Delator do PCC: policial civil preso extorquia de puteiro a desmanche

São Paulo — Quando policiais federais cumpriram um mandado de busca e apreensão na casa do investigador da Polícia Civil Marcelo Marques de Souza, o Bombom, em 17 de dezembro, foram encontrados R$ 200 mil, em dinheiro vivo, além de planilhas nas quais havia valores recolhidos de comércios — parte deles ilegais.

Bombom é um dos 26 alvos presos, até o momento, suspeitos de envolvimento no assassinato do delator do Primeiro Comando da Capital (PCC) Vinícius Gritzbach — executado com dez tiros de fuzil no Aeroporto Internacional de São Paulo, na região metropolitana.

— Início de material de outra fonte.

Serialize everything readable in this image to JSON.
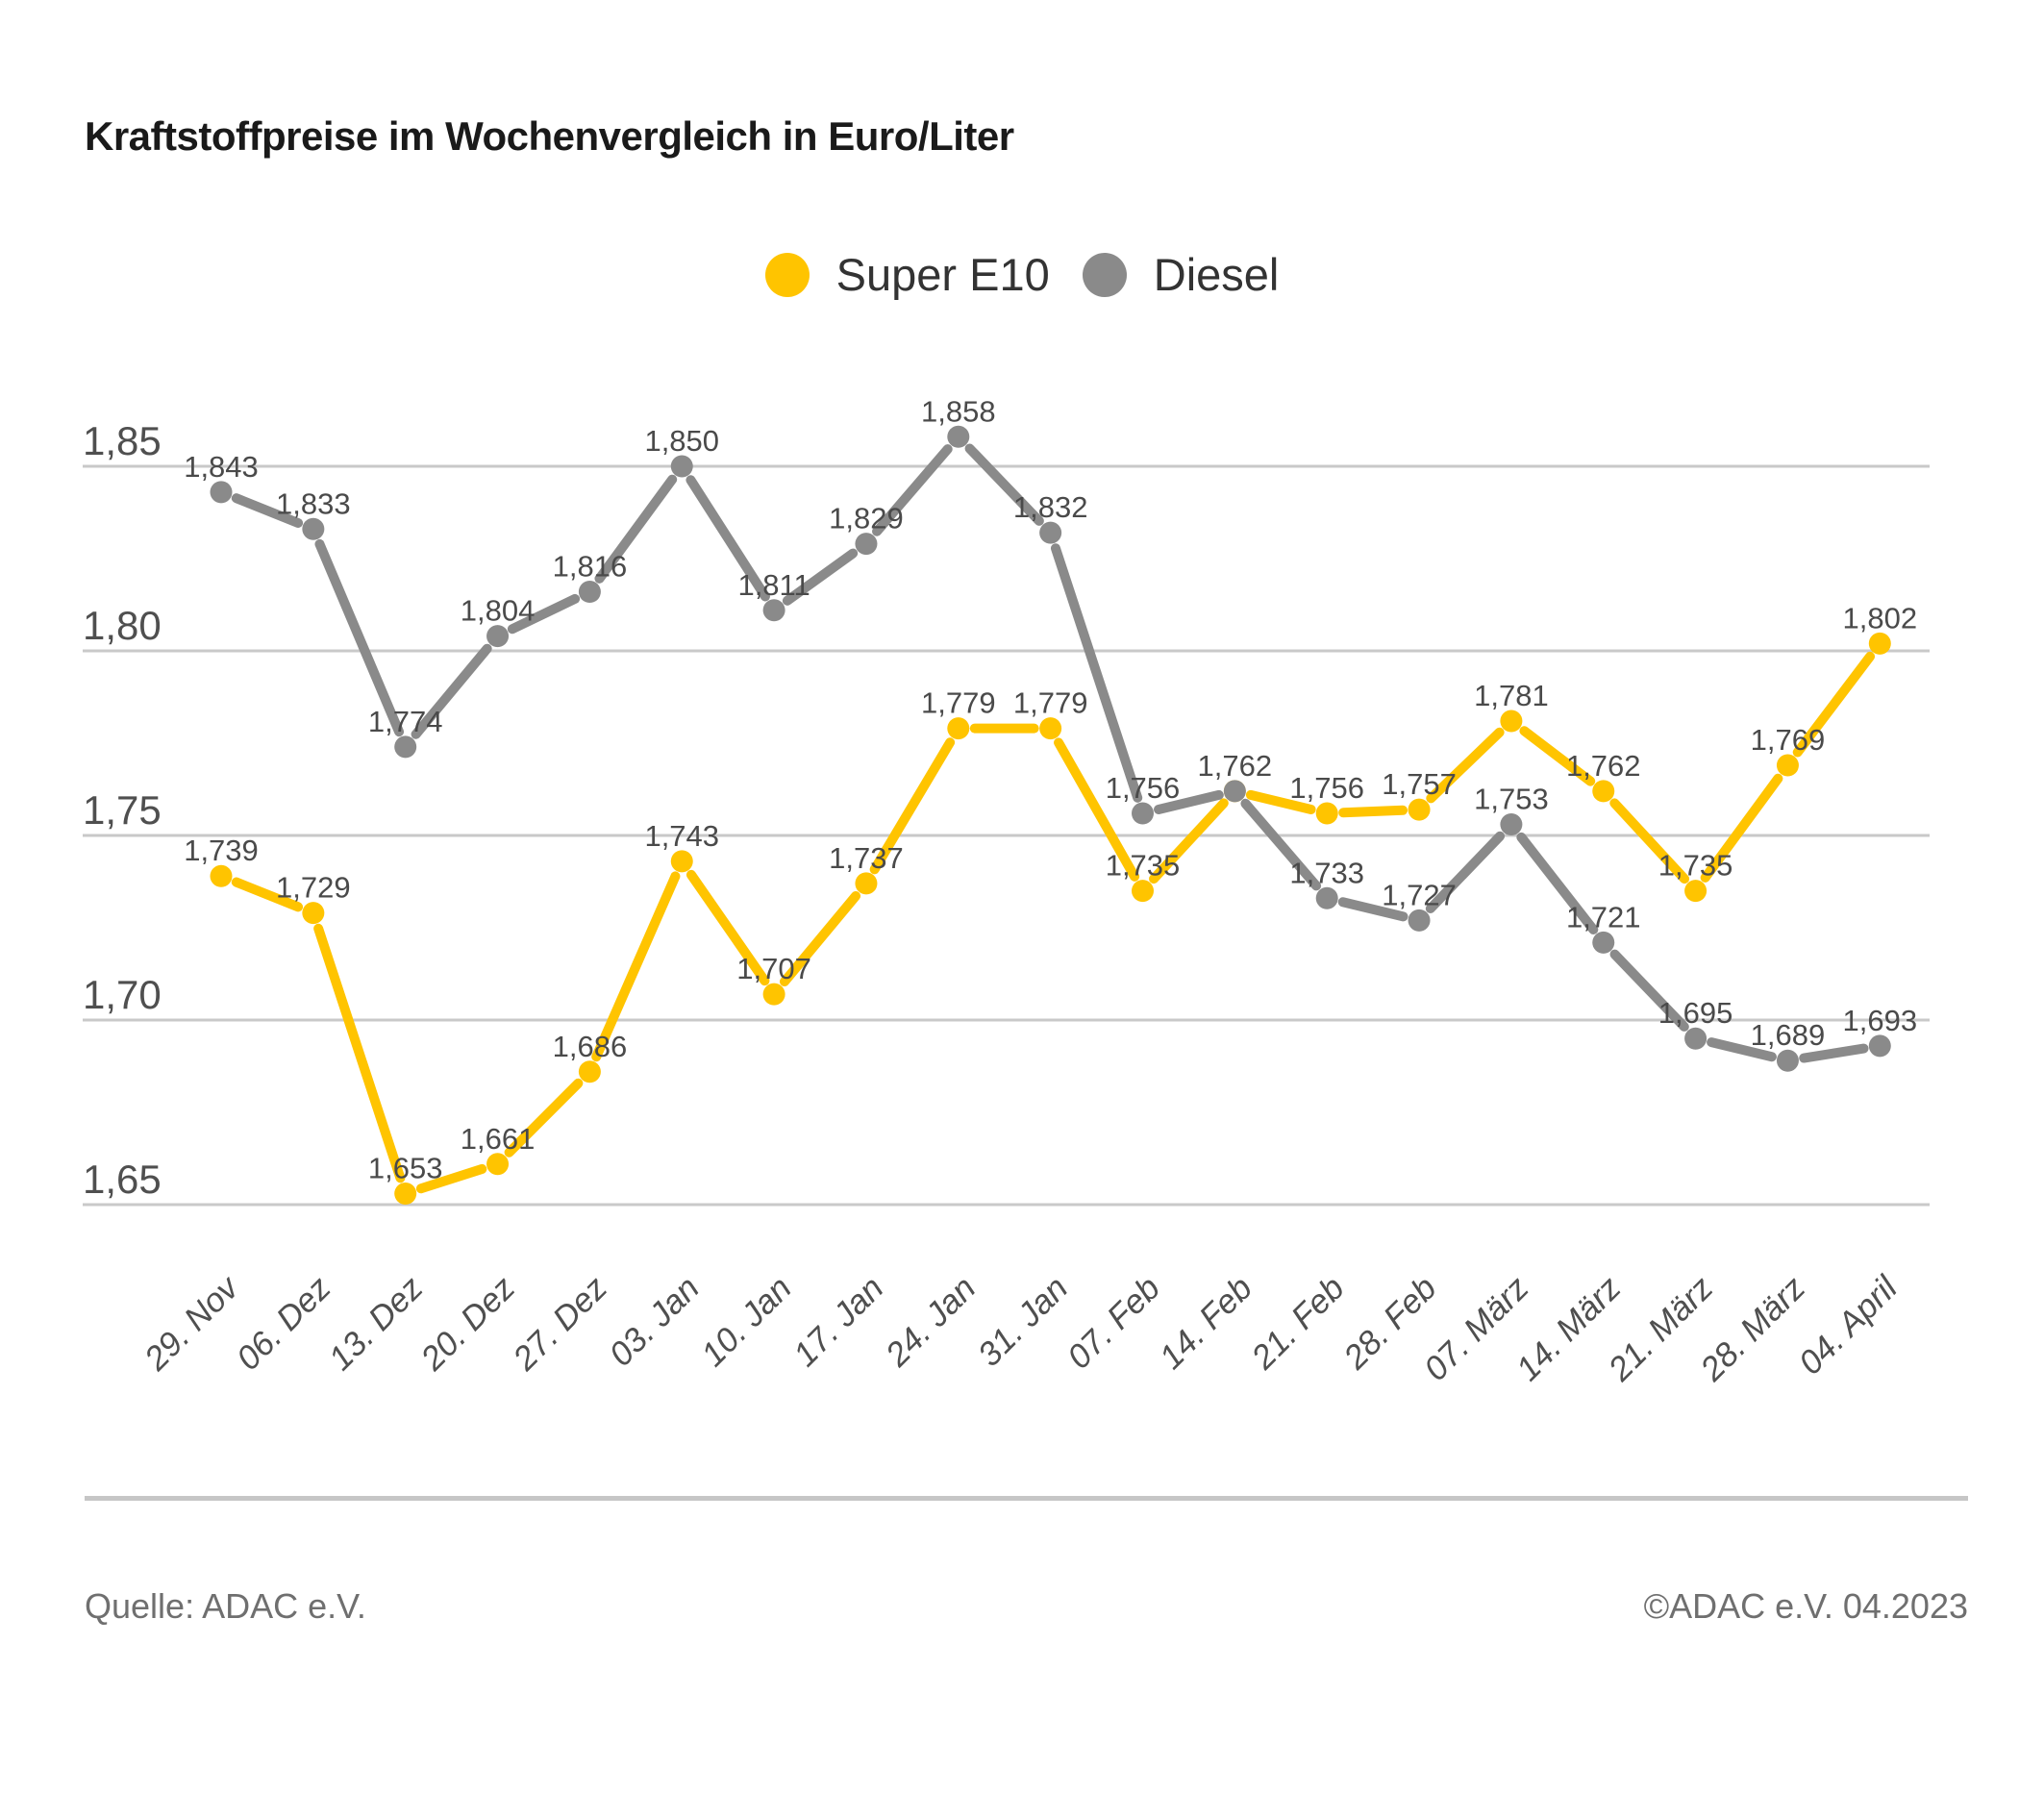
{
  "title": "Kraftstoffpreise im Wochenvergleich in Euro/Liter",
  "legend": {
    "items": [
      {
        "label": "Super E10",
        "color": "#FFC400"
      },
      {
        "label": "Diesel",
        "color": "#8A8A8A"
      }
    ]
  },
  "footer": {
    "source": "Quelle: ADAC e.V.",
    "copyright": "©ADAC e.V. 04.2023"
  },
  "colors": {
    "background": "#FFFFFF",
    "title_text": "#1A1A1A",
    "legend_text": "#333333",
    "grid": "#C9C9C9",
    "axis_text": "#4F4F4F",
    "data_label_text": "#4A4A4A",
    "divider": "#C6C6C6",
    "footer_text": "#6F6F6F",
    "super_e10": "#FFC400",
    "diesel": "#8A8A8A"
  },
  "chart_data": {
    "type": "line",
    "title": "Kraftstoffpreise im Wochenvergleich in Euro/Liter",
    "unit": "Euro/Liter",
    "grid": true,
    "legend_position": "top-center",
    "categories": [
      "29. Nov",
      "06. Dez",
      "13. Dez",
      "20. Dez",
      "27. Dez",
      "03. Jan",
      "10. Jan",
      "17. Jan",
      "24. Jan",
      "31. Jan",
      "07. Feb",
      "14. Feb",
      "21. Feb",
      "28. Feb",
      "07. März",
      "14. März",
      "21. März",
      "28. März",
      "04. April"
    ],
    "series": [
      {
        "name": "Super E10",
        "color": "#FFC400",
        "values": [
          1.739,
          1.729,
          1.653,
          1.661,
          1.686,
          1.743,
          1.707,
          1.737,
          1.779,
          1.779,
          1.735,
          1.762,
          1.756,
          1.757,
          1.781,
          1.762,
          1.735,
          1.769,
          1.802
        ],
        "point_labels": [
          "1,739",
          "1,729",
          "1,653",
          "1,661",
          "1,686",
          "1,743",
          "1,707",
          "1,737",
          "1,779",
          "1,779",
          "1,735",
          null,
          "1,756",
          "1,757",
          "1,781",
          "1,762",
          "1,735",
          "1,769",
          "1,802"
        ]
      },
      {
        "name": "Diesel",
        "color": "#8A8A8A",
        "values": [
          1.843,
          1.833,
          1.774,
          1.804,
          1.816,
          1.85,
          1.811,
          1.829,
          1.858,
          1.832,
          1.756,
          1.762,
          1.733,
          1.727,
          1.753,
          1.721,
          1.695,
          1.689,
          1.693
        ],
        "point_labels": [
          "1,843",
          "1,833",
          "1,774",
          "1,804",
          "1,816",
          "1,850",
          "1,811",
          "1,829",
          "1,858",
          "1,832",
          "1,756",
          "1,762",
          "1,733",
          "1,727",
          "1,753",
          "1,721",
          "1,695",
          "1,689",
          "1,693"
        ]
      }
    ],
    "yticks": [
      1.85,
      1.8,
      1.75,
      1.7,
      1.65
    ],
    "ytick_labels": [
      "1,85",
      "1,80",
      "1,75",
      "1,70",
      "1,65"
    ],
    "ylim": [
      1.64,
      1.87
    ]
  }
}
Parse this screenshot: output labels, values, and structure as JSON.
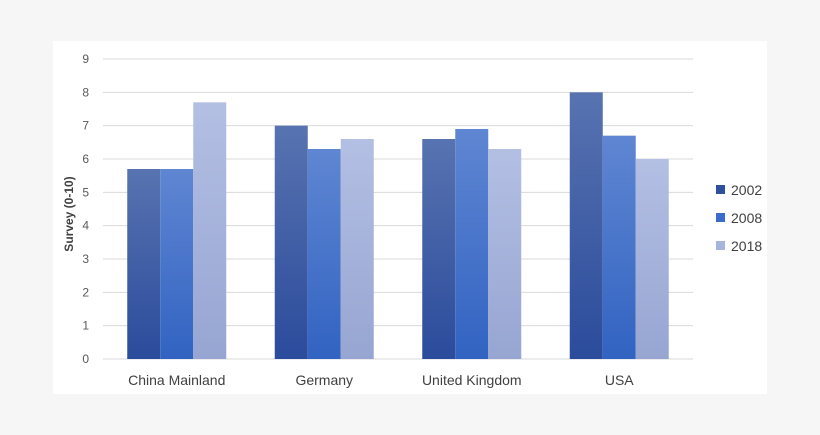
{
  "chart_data": {
    "type": "bar",
    "ylabel": "Survey (0-10)",
    "xlabel": "",
    "ylim": [
      0,
      9
    ],
    "yticks": [
      0,
      1,
      2,
      3,
      4,
      5,
      6,
      7,
      8,
      9
    ],
    "grid": true,
    "legend_position": "right",
    "categories": [
      "China Mainland",
      "Germany",
      "United Kingdom",
      "USA"
    ],
    "series": [
      {
        "name": "2002",
        "values": [
          5.7,
          7.0,
          6.6,
          8.0
        ]
      },
      {
        "name": "2008",
        "values": [
          5.7,
          6.3,
          6.9,
          6.7
        ]
      },
      {
        "name": "2018",
        "values": [
          7.7,
          6.6,
          6.3,
          6.0
        ]
      }
    ]
  },
  "colors": {
    "2002": {
      "top": "#5873b0",
      "bottom": "#2b4b9c"
    },
    "2008": {
      "top": "#5f86d2",
      "bottom": "#3263c2"
    },
    "2018": {
      "top": "#b3bfe3",
      "bottom": "#97a5d2"
    },
    "legend": [
      "#2f4f9f",
      "#3b6bcc",
      "#a6b4de"
    ],
    "grid": "#d9d9d9"
  }
}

Conhecida entre policiais corruptos como “recolha”, a prática de cobrar propina era feita, segundo a lista encontrada na residência de Bombom, em casas de prostituição — especificadas nas planilhas como “puteiros” –, casas de jogos ilegais, desmanches de veículos, postos de combustíveis e lojas de celulares, nas quais eram vendidos aparelhos provenientes de supostos contrabandos.

Os valores eram pagos, nesses casos, para que os negócios clandestinos, ou com irregularidades, pudessem ser  administrados sem interferência policial.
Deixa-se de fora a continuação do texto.